The Lucrative Trade in Non-Consensual Intimate Content
AI-generated violence has itself become a lucrative trade. There are now specialized platforms selling services for generating sexual images and videos using AI. Recent international reports indicate that a large portion of images and videos published without their owners’ consent fall into the category of “non-consensual intimate imagery,” and the majority of its victims are women.

A large-scale study with over 16,000 participants in ten countries found that 22.6% of people had experienced image-based sexual abuse – whether through publication or threat of publication. Women in this study reported the profound effects of this phenomenon on their mental health and social lives, and a constant feeling of losing control over their body image.

The Situation in the Arab World: A Silent and Compounded Violence
In the Arab region, this problem appears more complex for reasons beyond technology: conservative social norms, weak legal protections, and fear of stigma are all factors that make women more vulnerable to this violence and less able to seek support.

  • In Lebanon, organizations like “SMEX” have documented an increase in digital campaigns against female journalists and activists.
  • In Jordan, officials have warned of the spread of anonymous accounts publishing fake content against influential and media women.
  • In Iraq, “Human Rights Watch” has documented the spread of fake private videos used to silence the voices of women active in politics and media.
  • In Egypt, data from the Public Prosecution shows that most cyber extortion cases against women are based on fake sexual images produced by electronic applications.

The Ultimate Battle is Not Technological; It’s Social and Cultural
Devindra Gadoon, an AI consultant, told AFP: “AI doesn’t invent misogyny; it reflects and amplifies what already exists. If the general public rewards this type of content with millions of likes, the algorithms and AI creators will continue to produce it. The main battle is not merely technological, but social and cultural.”
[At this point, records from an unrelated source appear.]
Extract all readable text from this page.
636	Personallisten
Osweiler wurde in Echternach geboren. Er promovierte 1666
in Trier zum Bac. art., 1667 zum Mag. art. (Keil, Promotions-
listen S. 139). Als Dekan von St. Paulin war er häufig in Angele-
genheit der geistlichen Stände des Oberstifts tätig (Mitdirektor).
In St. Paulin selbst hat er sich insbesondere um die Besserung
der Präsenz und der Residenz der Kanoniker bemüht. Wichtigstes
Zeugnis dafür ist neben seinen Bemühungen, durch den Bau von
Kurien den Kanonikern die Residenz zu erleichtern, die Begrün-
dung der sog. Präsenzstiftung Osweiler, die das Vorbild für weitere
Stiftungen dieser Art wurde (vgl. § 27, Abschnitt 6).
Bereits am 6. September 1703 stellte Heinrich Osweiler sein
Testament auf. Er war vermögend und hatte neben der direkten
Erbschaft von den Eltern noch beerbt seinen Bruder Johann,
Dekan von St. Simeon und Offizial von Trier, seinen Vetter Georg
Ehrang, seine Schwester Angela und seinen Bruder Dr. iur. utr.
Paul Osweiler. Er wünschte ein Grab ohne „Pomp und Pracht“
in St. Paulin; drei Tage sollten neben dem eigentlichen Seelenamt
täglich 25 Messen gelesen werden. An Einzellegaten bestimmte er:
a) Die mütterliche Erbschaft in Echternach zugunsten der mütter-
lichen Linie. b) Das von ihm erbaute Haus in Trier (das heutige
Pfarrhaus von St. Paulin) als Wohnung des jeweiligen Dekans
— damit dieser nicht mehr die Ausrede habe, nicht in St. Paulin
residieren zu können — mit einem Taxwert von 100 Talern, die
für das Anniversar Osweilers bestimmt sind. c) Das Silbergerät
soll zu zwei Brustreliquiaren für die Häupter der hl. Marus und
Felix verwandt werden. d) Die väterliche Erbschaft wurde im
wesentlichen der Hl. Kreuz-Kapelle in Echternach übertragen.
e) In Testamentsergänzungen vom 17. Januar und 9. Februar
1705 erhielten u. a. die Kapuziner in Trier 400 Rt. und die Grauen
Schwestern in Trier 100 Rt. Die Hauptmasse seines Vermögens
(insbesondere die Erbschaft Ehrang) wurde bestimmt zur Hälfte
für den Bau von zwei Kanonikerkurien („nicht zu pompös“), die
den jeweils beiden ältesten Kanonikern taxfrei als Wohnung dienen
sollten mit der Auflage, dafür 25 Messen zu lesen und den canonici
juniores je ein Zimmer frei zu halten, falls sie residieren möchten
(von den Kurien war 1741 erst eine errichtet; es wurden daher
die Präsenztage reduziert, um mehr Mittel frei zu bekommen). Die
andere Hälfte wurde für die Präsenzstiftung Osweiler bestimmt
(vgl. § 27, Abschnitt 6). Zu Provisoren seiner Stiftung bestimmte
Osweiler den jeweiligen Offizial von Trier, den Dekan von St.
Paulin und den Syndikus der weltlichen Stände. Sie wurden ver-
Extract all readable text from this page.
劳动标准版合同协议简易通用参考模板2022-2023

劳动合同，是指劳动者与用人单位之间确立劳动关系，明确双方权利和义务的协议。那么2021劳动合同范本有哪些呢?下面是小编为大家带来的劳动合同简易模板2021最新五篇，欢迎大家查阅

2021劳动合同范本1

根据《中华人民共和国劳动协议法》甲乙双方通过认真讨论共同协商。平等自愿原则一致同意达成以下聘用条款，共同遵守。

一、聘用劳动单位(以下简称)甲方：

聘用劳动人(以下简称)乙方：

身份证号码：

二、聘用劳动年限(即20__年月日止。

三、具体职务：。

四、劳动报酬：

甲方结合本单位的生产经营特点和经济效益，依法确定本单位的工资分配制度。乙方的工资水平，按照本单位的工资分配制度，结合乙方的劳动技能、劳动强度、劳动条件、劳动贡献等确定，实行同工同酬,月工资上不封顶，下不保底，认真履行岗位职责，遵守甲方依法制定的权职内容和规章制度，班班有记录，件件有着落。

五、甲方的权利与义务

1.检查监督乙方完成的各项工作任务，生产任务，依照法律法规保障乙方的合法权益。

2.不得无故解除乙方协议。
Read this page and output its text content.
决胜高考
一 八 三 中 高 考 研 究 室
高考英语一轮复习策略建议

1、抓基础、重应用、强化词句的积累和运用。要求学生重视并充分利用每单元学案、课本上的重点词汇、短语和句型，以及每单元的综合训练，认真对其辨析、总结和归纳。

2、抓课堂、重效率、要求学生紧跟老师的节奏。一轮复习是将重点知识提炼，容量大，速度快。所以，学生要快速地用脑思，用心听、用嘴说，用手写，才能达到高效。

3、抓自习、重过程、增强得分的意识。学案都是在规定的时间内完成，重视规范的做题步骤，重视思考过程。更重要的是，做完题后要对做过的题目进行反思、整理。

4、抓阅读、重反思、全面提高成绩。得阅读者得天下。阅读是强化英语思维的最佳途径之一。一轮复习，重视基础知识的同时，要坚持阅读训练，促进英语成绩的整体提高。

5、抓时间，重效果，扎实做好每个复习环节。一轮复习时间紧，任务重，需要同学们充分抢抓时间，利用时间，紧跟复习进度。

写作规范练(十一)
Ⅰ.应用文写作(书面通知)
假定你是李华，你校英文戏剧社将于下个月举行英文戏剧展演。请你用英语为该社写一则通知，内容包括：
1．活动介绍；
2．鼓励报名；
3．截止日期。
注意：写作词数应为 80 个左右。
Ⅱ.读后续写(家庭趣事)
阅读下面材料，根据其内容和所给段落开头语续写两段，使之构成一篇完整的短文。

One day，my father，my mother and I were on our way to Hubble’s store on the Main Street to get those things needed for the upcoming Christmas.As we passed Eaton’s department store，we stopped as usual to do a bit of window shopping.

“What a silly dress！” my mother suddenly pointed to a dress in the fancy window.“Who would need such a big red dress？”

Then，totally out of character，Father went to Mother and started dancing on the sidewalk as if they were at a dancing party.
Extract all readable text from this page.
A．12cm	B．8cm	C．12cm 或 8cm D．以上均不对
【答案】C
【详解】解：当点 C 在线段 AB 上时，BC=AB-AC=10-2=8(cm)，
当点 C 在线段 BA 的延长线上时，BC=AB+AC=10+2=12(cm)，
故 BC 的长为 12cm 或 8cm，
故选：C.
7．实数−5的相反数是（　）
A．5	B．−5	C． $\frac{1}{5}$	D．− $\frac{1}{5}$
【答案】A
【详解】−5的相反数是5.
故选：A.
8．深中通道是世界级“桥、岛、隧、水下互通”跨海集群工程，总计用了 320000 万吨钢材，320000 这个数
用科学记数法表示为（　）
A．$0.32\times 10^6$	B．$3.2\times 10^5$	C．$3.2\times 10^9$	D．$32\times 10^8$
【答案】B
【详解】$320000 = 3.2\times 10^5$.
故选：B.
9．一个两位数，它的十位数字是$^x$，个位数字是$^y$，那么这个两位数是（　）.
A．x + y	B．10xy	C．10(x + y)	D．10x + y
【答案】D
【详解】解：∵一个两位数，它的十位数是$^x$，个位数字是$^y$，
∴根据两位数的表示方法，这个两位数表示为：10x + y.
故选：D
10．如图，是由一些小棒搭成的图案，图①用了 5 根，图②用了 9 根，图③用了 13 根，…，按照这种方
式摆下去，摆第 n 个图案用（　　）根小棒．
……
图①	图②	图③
In summary, AI is not neutral; it operates within a knowledge framework with a long history of entrenched gender discrimination. The data on which models are trained is saturated with reductive representations of women that emphasize the “objectification” of their bodies and downplay their professional and leadership presence. Consequently, some intelligent programs transform women into “material” that can be reproduced and consumed, while men remain in the dominant position.

This technological system reproduces discrimination and entrenches toxic patriarchy. Although its tools are now in everyone’s hands, its effects extend beyond phones and screens, directly targeting women’s lives, bodies, and freedom.